Part of the legend of Theatre of Youth was a 1972 children’s theater conference in Albany where Toni Smith Wilson and Rosalind Cramer were inspired to found a children’s theater in Buffalo. Quinn was present during this historic episode.
“It was the biannual conference of the International Association of Theatre for Children and Young People, called ASSITEJ,” says Quinn. “They called five of their students to go, and I was one of them. I remember as if it was yesterday. My mother said, ‘Roz is on the phone. Roz told me I had to go to Albany. Years later, after TOY had been established and needed new leadership, again it was Roz who said, ‘We need you to pick up the reigns.’ She supported me through everything.”
Actor Sheila McCarthy also remembers Cramer from her teaching days.
“I met her almost 50 years ago,” McCarthy recalled. “She was a young mother of three, one of them still in diapers when she came to Rosary Hill College in 1968 to teach acting. She was around 32, I was 18. I thought she was stylish, energetic, and completely different from the old-school one-man-band head of the theater department, Sr. Mary Frances Peters, known to all of us as just ‘The Nun.’ Roz took on the job slowly, and by the time I left college, she had totally transformed the theater there and all of us. By the time I returned after three years at Penn State getting my MFA, the TOY Company had been created along with some of my former classmates, Toni Smith (Wilson), Meg Quinn, and others. TOY became her passion until she knew she had gotten it on its feet and it was time to let others guide it on its way. That was Roz. She never held on when it was time to move on to other things. She gave birth to the project and then stepped aside to let the baby grow. She gave of herself with an unerring creativity and enthusiasm. She showered her family and friends with love, encouragement, and respect. We bonded early. She wasn’t just a friend. She was my teacher, my confidante, my sister. We talked for hours on the phone, sat over coffee planning shows and talking shop, laughing and crying over our private and personal joys and pain.
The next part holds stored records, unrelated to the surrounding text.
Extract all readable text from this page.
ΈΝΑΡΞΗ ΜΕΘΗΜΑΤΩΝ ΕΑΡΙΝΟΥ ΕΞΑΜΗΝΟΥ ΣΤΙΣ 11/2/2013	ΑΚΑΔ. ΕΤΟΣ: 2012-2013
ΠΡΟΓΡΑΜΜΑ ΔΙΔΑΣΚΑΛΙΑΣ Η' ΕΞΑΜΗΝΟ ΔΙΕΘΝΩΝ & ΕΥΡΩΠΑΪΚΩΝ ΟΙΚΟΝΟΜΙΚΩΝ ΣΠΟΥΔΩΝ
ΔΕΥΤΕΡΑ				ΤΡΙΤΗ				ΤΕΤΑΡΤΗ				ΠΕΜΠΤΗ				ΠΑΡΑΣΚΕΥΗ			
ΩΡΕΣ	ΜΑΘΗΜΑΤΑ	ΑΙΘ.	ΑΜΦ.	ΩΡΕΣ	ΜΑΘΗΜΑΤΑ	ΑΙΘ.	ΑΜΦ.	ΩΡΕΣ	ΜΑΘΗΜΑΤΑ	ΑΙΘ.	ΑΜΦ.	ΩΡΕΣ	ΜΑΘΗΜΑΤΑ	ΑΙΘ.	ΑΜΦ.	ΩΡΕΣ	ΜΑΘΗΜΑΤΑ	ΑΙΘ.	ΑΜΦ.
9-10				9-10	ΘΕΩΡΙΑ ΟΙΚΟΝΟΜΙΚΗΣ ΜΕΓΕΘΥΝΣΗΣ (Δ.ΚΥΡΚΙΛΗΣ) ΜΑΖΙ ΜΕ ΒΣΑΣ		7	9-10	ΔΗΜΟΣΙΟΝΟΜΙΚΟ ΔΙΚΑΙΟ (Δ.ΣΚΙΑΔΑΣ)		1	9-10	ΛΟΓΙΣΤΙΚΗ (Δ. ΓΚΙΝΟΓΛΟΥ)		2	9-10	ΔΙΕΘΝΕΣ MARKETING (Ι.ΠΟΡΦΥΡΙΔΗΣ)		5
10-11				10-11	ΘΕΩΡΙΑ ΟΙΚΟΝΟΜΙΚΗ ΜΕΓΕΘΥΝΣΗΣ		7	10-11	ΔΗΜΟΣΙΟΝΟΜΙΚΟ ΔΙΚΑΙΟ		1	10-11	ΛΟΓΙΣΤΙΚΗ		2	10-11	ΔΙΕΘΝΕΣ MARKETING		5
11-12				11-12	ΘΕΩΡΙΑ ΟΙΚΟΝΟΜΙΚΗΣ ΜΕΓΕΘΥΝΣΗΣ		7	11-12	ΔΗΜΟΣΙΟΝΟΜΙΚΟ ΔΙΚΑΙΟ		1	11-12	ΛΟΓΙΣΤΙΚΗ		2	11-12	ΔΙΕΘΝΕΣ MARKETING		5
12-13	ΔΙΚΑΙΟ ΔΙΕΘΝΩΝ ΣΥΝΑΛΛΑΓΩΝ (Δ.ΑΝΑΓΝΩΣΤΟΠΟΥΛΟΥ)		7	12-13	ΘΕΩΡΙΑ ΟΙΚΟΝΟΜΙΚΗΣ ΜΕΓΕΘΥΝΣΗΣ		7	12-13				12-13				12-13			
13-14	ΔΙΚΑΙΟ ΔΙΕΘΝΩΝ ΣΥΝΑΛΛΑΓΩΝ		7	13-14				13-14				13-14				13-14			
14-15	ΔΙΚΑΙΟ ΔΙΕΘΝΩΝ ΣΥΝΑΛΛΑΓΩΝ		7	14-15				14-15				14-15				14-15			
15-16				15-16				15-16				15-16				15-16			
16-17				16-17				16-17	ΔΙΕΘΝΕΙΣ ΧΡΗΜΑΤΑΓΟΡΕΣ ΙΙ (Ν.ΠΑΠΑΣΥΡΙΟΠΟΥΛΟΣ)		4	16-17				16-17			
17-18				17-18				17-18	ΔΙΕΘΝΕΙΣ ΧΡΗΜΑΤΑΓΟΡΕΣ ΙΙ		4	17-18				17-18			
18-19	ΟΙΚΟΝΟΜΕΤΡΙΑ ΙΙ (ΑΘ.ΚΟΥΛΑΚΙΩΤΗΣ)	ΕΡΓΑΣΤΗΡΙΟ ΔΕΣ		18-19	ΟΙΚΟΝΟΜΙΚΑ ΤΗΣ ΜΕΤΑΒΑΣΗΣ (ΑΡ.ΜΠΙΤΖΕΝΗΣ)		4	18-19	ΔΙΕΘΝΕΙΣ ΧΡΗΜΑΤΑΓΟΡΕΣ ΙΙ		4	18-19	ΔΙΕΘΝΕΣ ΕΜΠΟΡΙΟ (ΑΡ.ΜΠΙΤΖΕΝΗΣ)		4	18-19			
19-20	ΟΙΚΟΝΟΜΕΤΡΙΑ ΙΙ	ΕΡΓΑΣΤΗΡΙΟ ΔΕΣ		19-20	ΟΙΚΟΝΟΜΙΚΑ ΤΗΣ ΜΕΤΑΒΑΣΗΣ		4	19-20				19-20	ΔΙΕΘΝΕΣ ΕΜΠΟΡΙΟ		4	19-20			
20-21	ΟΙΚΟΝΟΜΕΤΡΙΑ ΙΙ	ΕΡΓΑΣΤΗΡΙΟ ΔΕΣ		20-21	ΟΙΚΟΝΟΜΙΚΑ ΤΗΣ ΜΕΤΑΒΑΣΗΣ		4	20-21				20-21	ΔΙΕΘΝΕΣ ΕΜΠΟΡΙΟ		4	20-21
I was directed by her and I directed her in turn. We acted together. We went from a student/ teacher relationship to colleagues. She was the single most influential person in my life other than my parents and siblings. She was the one who called me ‘Sheil.’ I hear her voice all the time.”
Lest we run the risk of making Cramer sound like a paragon and saint, Quinn shares a story that shows the impulsive and goofier side of the woman.
“Oh she could be funny and goofy-crazy,” says Quinn. “In the first year that TOY started, one night we were in Daemen Theater rehearsing. The windows were open. Some kids threw a smoke bomb in the window. Infuriated, Roz told me ‘Let’s go!’ and we jumped into her car and took off after them with the headlights off – up over the curb, driving over the grass. And she was not a very good driver! Finally, she gave up. I asked, ‘What were you going to do if we found them?’ We just burst out laughing. That was Roz. Spontaneous. The kind to take action. I’ll never know anyone else like her!”
Indeed, none of us ever will know anyone like Roz. Happily, her legacy will endure. We will celebrate that legacy at the Allendale Theatre on Sunday at 2 p.m.